Hoy, leer es el equivalente de un mito en el oficio.
Antes, se hacía periodismo multioficio y multifacético, pues un jefe de sección editaba, investigaba, verificaba fuentes, escribía, tomaba fotos y reporteaba.
Hoy, el síndrome de los equipos especiales hace que un montón de gente esté detrás de cada nota publicada o difundida.
Antes, salía uno del periódico a las dos, tres de la madrugada con el ejemplar del día bajo el brazo y antes de las 10 de esa misma mañana, ya estábamos revisando los periódicos del día en el escritorio repleto de agendas por cubrir.
Hoy, el editor descansa ya en su casa mucho antes de la madrugada.
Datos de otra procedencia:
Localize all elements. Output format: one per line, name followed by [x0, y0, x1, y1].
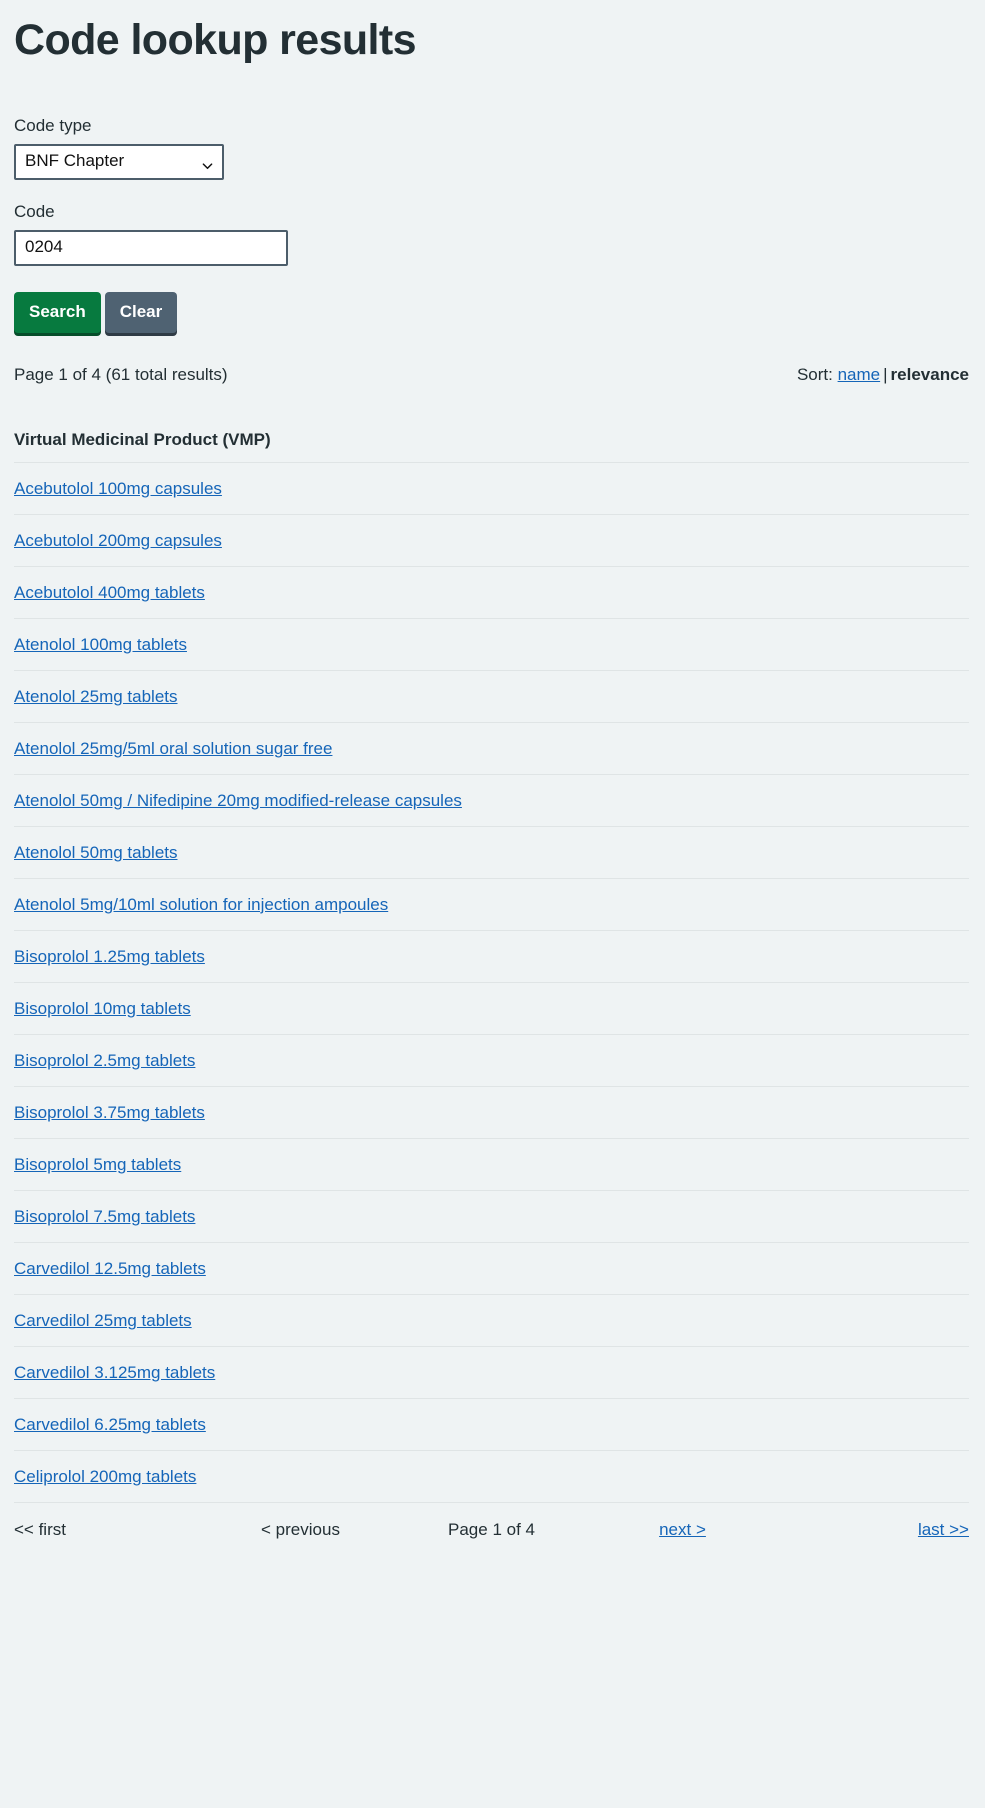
- code-field: Code: [14, 202, 969, 266]
- result-link[interactable]: Carvedilol 25mg tablets: [14, 1295, 969, 1346]
- code-type-select-wrapper: BNF Chapter: [14, 143, 224, 180]
- results-list: Acebutolol 100mg capsules Acebutolol 200m…: [14, 461, 969, 1502]
- result-link[interactable]: Atenolol 100mg tablets: [14, 619, 969, 670]
- result-link[interactable]: Atenolol 25mg tablets: [14, 671, 969, 722]
- result-link[interactable]: Atenolol 25mg/5ml oral solution sugar fr…: [14, 723, 969, 774]
- pagination-next[interactable]: next >: [587, 1520, 778, 1540]
- result-link[interactable]: Acebutolol 100mg capsules: [14, 463, 969, 514]
- list-item: Atenolol 25mg tablets: [14, 671, 969, 723]
- pagination-previous: < previous: [261, 1519, 340, 1539]
- result-link[interactable]: Acebutolol 200mg capsules: [14, 515, 969, 566]
- list-item: Atenolol 25mg/5ml oral solution sugar fr…: [14, 723, 969, 775]
- sort-controls: Sort: name | relevance: [797, 365, 969, 385]
- list-item: Carvedilol 6.25mg tablets: [14, 1399, 969, 1451]
- search-button[interactable]: Search: [14, 291, 101, 333]
- list-item: Atenolol 50mg tablets: [14, 827, 969, 879]
- list-item: Carvedilol 25mg tablets: [14, 1295, 969, 1347]
- clear-button[interactable]: Clear: [104, 291, 178, 333]
- list-item: Acebutolol 200mg capsules: [14, 515, 969, 567]
- pagination-next-link[interactable]: next >: [659, 1520, 706, 1539]
- pagination-first: << first: [14, 1519, 66, 1539]
- list-item: Acebutolol 100mg capsules: [14, 463, 969, 515]
- result-link[interactable]: Carvedilol 6.25mg tablets: [14, 1399, 969, 1450]
- result-link[interactable]: Atenolol 5mg/10ml solution for injection…: [14, 879, 969, 930]
- list-item: Celiprolol 200mg tablets: [14, 1451, 969, 1502]
- list-item: Atenolol 100mg tablets: [14, 619, 969, 671]
- results-section-title: Virtual Medicinal Product (VMP): [14, 429, 271, 449]
- list-item: Bisoprolol 3.75mg tablets: [14, 1087, 969, 1139]
- result-link[interactable]: Bisoprolol 2.5mg tablets: [14, 1035, 969, 1086]
- code-label: Code: [14, 201, 55, 221]
- list-item: Bisoprolol 10mg tablets: [14, 983, 969, 1035]
- list-item: Carvedilol 12.5mg tablets: [14, 1243, 969, 1295]
- result-summary: Page 1 of 4 (61 total results): [14, 364, 228, 384]
- pagination-status: Page 1 of 4: [448, 1519, 535, 1539]
- sort-separator: |: [883, 364, 888, 384]
- list-item: Bisoprolol 1.25mg tablets: [14, 931, 969, 983]
- list-item: Bisoprolol 2.5mg tablets: [14, 1035, 969, 1087]
- pagination-last-link[interactable]: last >>: [918, 1520, 969, 1539]
- sort-by-relevance-active: relevance: [890, 364, 969, 384]
- code-type-field: Code type BNF Chapter: [14, 116, 969, 180]
- result-link[interactable]: Acebutolol 400mg tablets: [14, 567, 969, 618]
- list-item: Acebutolol 400mg tablets: [14, 567, 969, 619]
- result-link[interactable]: Bisoprolol 1.25mg tablets: [14, 931, 969, 982]
- result-link[interactable]: Bisoprolol 10mg tablets: [14, 983, 969, 1034]
- result-link[interactable]: Celiprolol 200mg tablets: [14, 1451, 969, 1502]
- result-link[interactable]: Carvedilol 12.5mg tablets: [14, 1243, 969, 1294]
- code-input[interactable]: [14, 229, 288, 266]
- results-meta-row: Page 1 of 4 (61 total results) Sort: nam…: [14, 365, 969, 385]
- result-link[interactable]: Carvedilol 3.125mg tablets: [14, 1347, 969, 1398]
- result-link[interactable]: Atenolol 50mg / Nifedipine 20mg modified…: [14, 775, 969, 826]
- result-link[interactable]: Bisoprolol 3.75mg tablets: [14, 1087, 969, 1138]
- page-title: Code lookup results: [14, 16, 417, 64]
- list-item: Atenolol 5mg/10ml solution for injection…: [14, 879, 969, 931]
- list-item: Carvedilol 3.125mg tablets: [14, 1347, 969, 1399]
- result-link[interactable]: Bisoprolol 5mg tablets: [14, 1139, 969, 1190]
- list-item: Bisoprolol 7.5mg tablets: [14, 1191, 969, 1243]
- code-type-select[interactable]: BNF Chapter: [14, 143, 224, 180]
- sort-label: Sort:: [796, 364, 833, 384]
- form-actions: Search Clear: [14, 291, 969, 333]
- code-type-label: Code type: [14, 115, 92, 135]
- pagination-last[interactable]: last >>: [778, 1520, 969, 1540]
- list-item: Bisoprolol 5mg tablets: [14, 1139, 969, 1191]
- result-link[interactable]: Bisoprolol 7.5mg tablets: [14, 1191, 969, 1242]
- sort-by-name-link[interactable]: name: [838, 365, 881, 384]
- list-item: Atenolol 50mg / Nifedipine 20mg modified…: [14, 775, 969, 827]
- result-link[interactable]: Atenolol 50mg tablets: [14, 827, 969, 878]
- code-lookup-form: Code type BNF Chapter Code Search Clear: [14, 116, 969, 333]
- pagination: << first < previous Page 1 of 4 next > l…: [14, 1501, 969, 1558]
- page-container: Code lookup results Code type BNF Chapte…: [0, 0, 985, 1558]
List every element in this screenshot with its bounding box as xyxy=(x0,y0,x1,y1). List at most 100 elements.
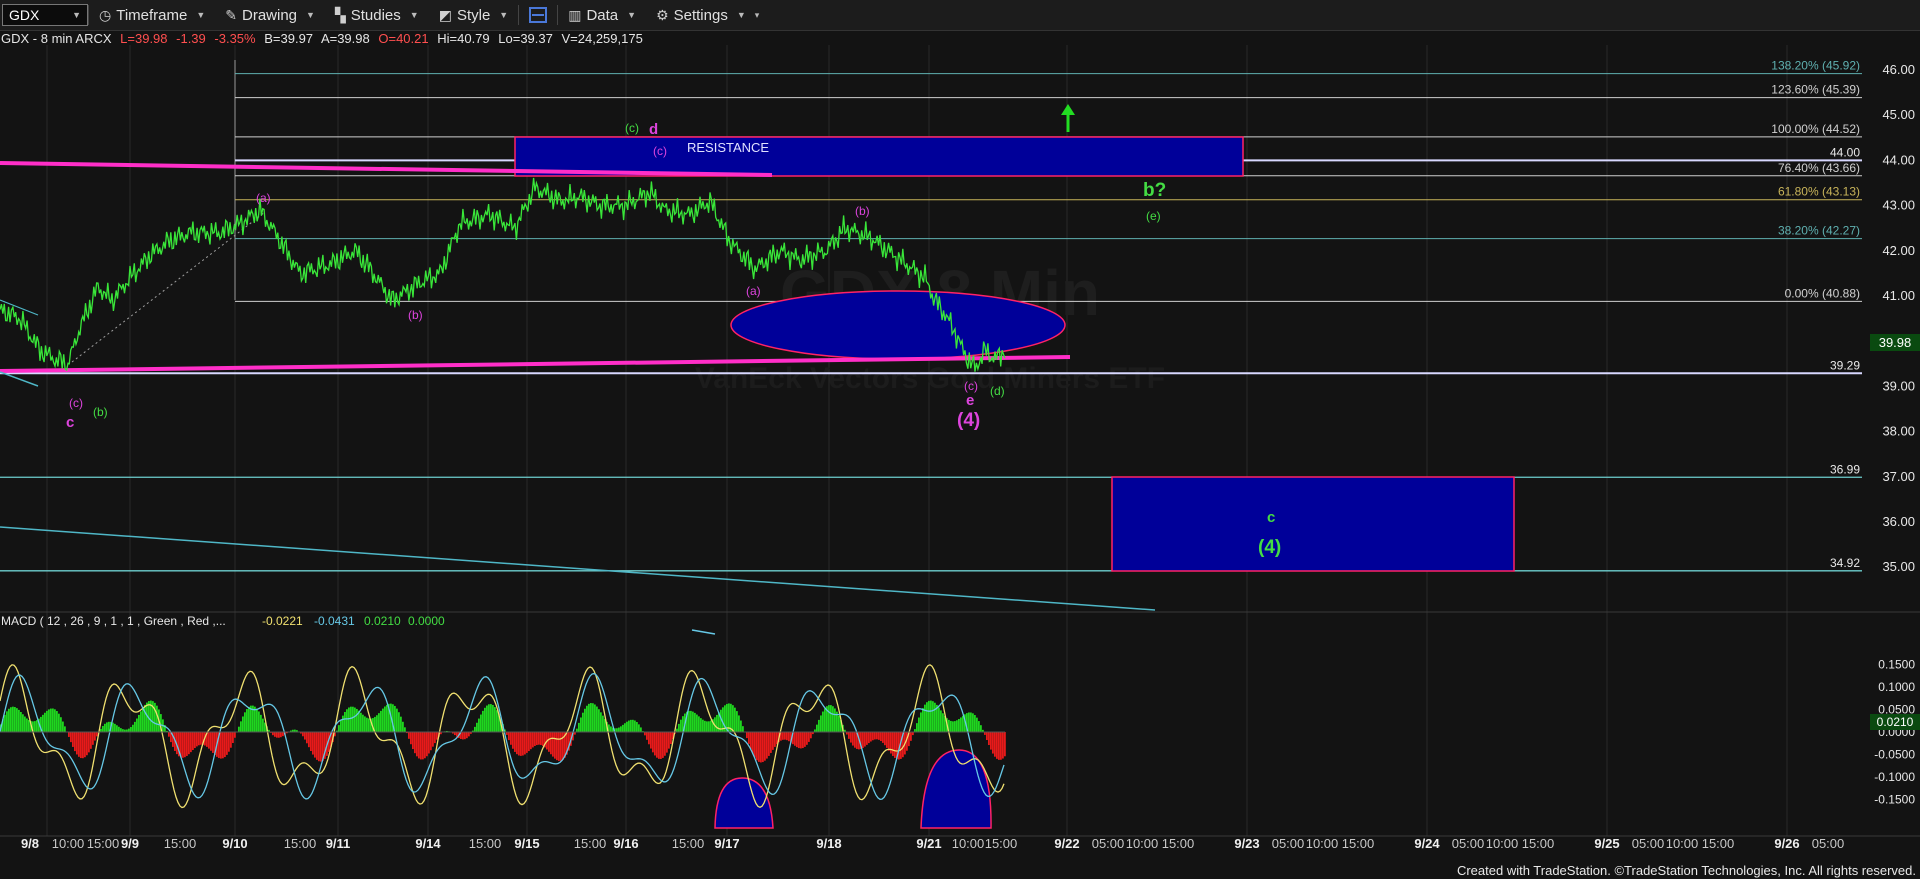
macd-histogram-bar xyxy=(680,719,682,732)
time-tick-label: 15:00 xyxy=(672,836,705,851)
settings-menu[interactable]: ⚙ Settings ▼ ▾ xyxy=(646,0,769,30)
time-tick-label: 15:00 xyxy=(1522,836,1555,851)
macd-histogram-bar xyxy=(562,732,564,760)
fib-level-label: 0.00% (40.88) xyxy=(1785,286,1860,300)
chevron-down-icon: ▼ xyxy=(72,10,81,20)
macd-histogram-bar xyxy=(656,732,658,758)
macd-histogram-bar xyxy=(810,732,812,739)
macd-histogram-bar xyxy=(942,713,944,732)
macd-histogram-bar xyxy=(852,732,854,746)
time-tick-label: 9/26 xyxy=(1774,836,1799,851)
macd-histogram-bar xyxy=(62,721,64,732)
macd-tick-label: 0.1000 xyxy=(1878,680,1915,694)
macd-histogram-bar xyxy=(78,732,80,757)
macd-histogram-bar xyxy=(514,732,516,752)
macd-histogram-bar xyxy=(688,710,690,732)
macd-histogram-bar xyxy=(702,719,704,732)
price-tick-label: 44.00 xyxy=(1882,152,1915,167)
macd-histogram-bar xyxy=(246,709,248,732)
support-ellipse[interactable] xyxy=(730,290,1066,360)
macd-histogram-bar xyxy=(104,723,106,732)
wave-label: (b) xyxy=(855,204,870,218)
price-chart[interactable]: GDX 8 Min VanEck Vectors Gold Miners ETF… xyxy=(0,0,1920,879)
time-tick-label: 10:00 xyxy=(1486,836,1519,851)
data-menu[interactable]: ▥ Data ▼ xyxy=(558,0,646,30)
level-label: 36.99 xyxy=(1830,462,1860,476)
macd-histogram-bar xyxy=(892,732,894,756)
macd-histogram-bar xyxy=(996,732,998,759)
macd-histogram-bar xyxy=(894,732,896,758)
macd-histogram-bar xyxy=(644,732,646,736)
price-axis[interactable]: 46.0045.0044.0043.0042.0041.0040.0039.00… xyxy=(1882,62,1915,574)
macd-histogram-bar xyxy=(464,732,466,740)
macd-histogram-bar xyxy=(258,711,260,732)
fib-level-label: 123.60% (45.39) xyxy=(1771,83,1860,97)
macd-histogram-bar xyxy=(828,705,830,732)
macd-histogram-bar xyxy=(560,732,562,761)
fib-level-label: 61.80% (43.13) xyxy=(1778,185,1860,199)
macd-histogram-bar xyxy=(756,732,758,761)
symbol-selector[interactable]: GDX ▼ xyxy=(2,4,88,26)
macd-histogram-bar xyxy=(950,720,952,732)
price-tick-label: 42.00 xyxy=(1882,243,1915,258)
macd-histogram-bar xyxy=(784,732,786,740)
timeframe-menu[interactable]: ◷ Timeframe ▼ xyxy=(89,0,215,30)
cyan-trendline[interactable] xyxy=(0,526,1156,611)
macd-histogram-bar xyxy=(916,723,918,732)
macd-histogram-bar xyxy=(382,708,384,732)
chevron-down-icon: ▼ xyxy=(409,10,419,20)
fib-level-label: 76.40% (43.66) xyxy=(1778,161,1860,175)
time-tick-label: 15:00 xyxy=(1162,836,1195,851)
macd-histogram-bar xyxy=(344,711,346,732)
macd-histogram-bar xyxy=(4,714,6,732)
macd-histogram-bar xyxy=(626,721,628,732)
macd-histogram-bar xyxy=(580,717,582,732)
time-tick-label: 9/11 xyxy=(326,836,351,851)
data-label: Data xyxy=(586,6,619,24)
drawing-menu[interactable]: ✎ Drawing ▼ xyxy=(215,0,325,30)
macd-histogram-bar xyxy=(648,732,650,745)
macd-histogram-bar xyxy=(932,701,934,732)
macd-histogram-bar xyxy=(548,732,550,752)
wave-label: (c) xyxy=(69,396,83,410)
macd-histogram-bar xyxy=(408,732,410,739)
macd-histogram-bar xyxy=(910,732,912,741)
macd-histogram-bar xyxy=(694,712,696,732)
resistance-label: RESISTANCE xyxy=(687,140,769,155)
cyan-trendline-left[interactable] xyxy=(0,299,39,316)
resistance-zone[interactable] xyxy=(514,136,1244,177)
macd-histogram-bar xyxy=(128,728,130,732)
wave-label: c xyxy=(1267,509,1275,526)
macd-histogram-bar xyxy=(940,710,942,732)
macd-histogram-bar xyxy=(478,718,480,732)
macd-histogram-bar xyxy=(48,709,50,732)
macd-histogram-bar xyxy=(834,708,836,732)
macd-histogram-bar xyxy=(424,732,426,759)
macd-histogram-bar xyxy=(248,706,250,732)
style-menu[interactable]: ◩ Style ▼ xyxy=(429,0,519,30)
macd-histogram-bar xyxy=(232,732,234,744)
studies-label: Studies xyxy=(350,6,401,24)
macd-histogram-bar xyxy=(538,732,540,745)
style-label: Style xyxy=(456,6,491,24)
chevron-down-icon: ▼ xyxy=(306,10,315,20)
target-zone[interactable] xyxy=(1111,476,1515,572)
studies-menu[interactable]: ▚ Studies ▼ xyxy=(325,0,429,30)
macd-histogram-bar xyxy=(456,732,458,737)
macd-histogram-bar xyxy=(954,721,956,732)
time-axis[interactable]: 9/8 10:00 15:00 9/9 15:00 9/10 15:00 9/11 9/14 15… xyxy=(21,836,1844,851)
macd-histogram-bar xyxy=(956,720,958,732)
macd-histogram-bar xyxy=(952,721,954,732)
time-tick-label: 9/21 xyxy=(916,836,941,851)
macd-histogram-bar xyxy=(348,707,350,732)
macd-histogram-bar xyxy=(368,718,370,732)
macd-histogram-bar xyxy=(144,704,146,732)
last-price: L=39.98 xyxy=(120,31,168,46)
layout-button[interactable] xyxy=(519,0,557,30)
macd-histogram-bar xyxy=(794,732,796,746)
macd-tick-label: -0.1500 xyxy=(1874,793,1915,807)
macd-histogram-bar xyxy=(938,707,940,732)
macd-histogram-bar xyxy=(260,714,262,732)
macd-value-4: 0.0000 xyxy=(408,614,445,628)
macd-histogram-bar xyxy=(58,713,60,732)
Entonces, del romanticismo y la bohemia con la que el periodismo se ejercía en aquellos años, hemos pasado al frenesí de escrituras y lecturas sintéticas que apenas nos rozan se desintegran en el fragor de noticias que se suceden una a la otra, arrancándole a duras penas, girones a la verdad y enraizándose irremediablemente en la conjura en que de pronto se convierte el oficio noticioso.
Es cierto, la estructura de nuestros lectores ha cambiado. La profundidad muchas veces sucumbe ante la superficialidad. La inmediatez le gana a lo trascendental.
Creo que los medios de comunicación somos responsables de muchas de las omisiones y excesos de nuestros gobernantes.
Cuando al omiso se le exige, su falta de respuesta se exhibe en el aparador en que se vuelve nuestro oficio.
Y algo parecido sucede con los excesos y en ambos casos, el contrapeso se convierte en el fiel de la balanza.
Como nunca, hoy los medios somos depositarios de la inquietud, los desánimos y desalientos que a buena parte de la población se le aparecen todos los días.
El rol en estos casos es prestarle el altavoz a quienes tienen una propuesta y no son escuchados.
El reto es buscar trascender, más que impactar, porque para lo segundo se necesitan apenas gramos y para lo segundo, toneladas.
CAJÓN DE SASTRE
“Y si los medios no cumplen con este cometido ¿quién le entra?”, pregunta la irreverente de mi Gaby.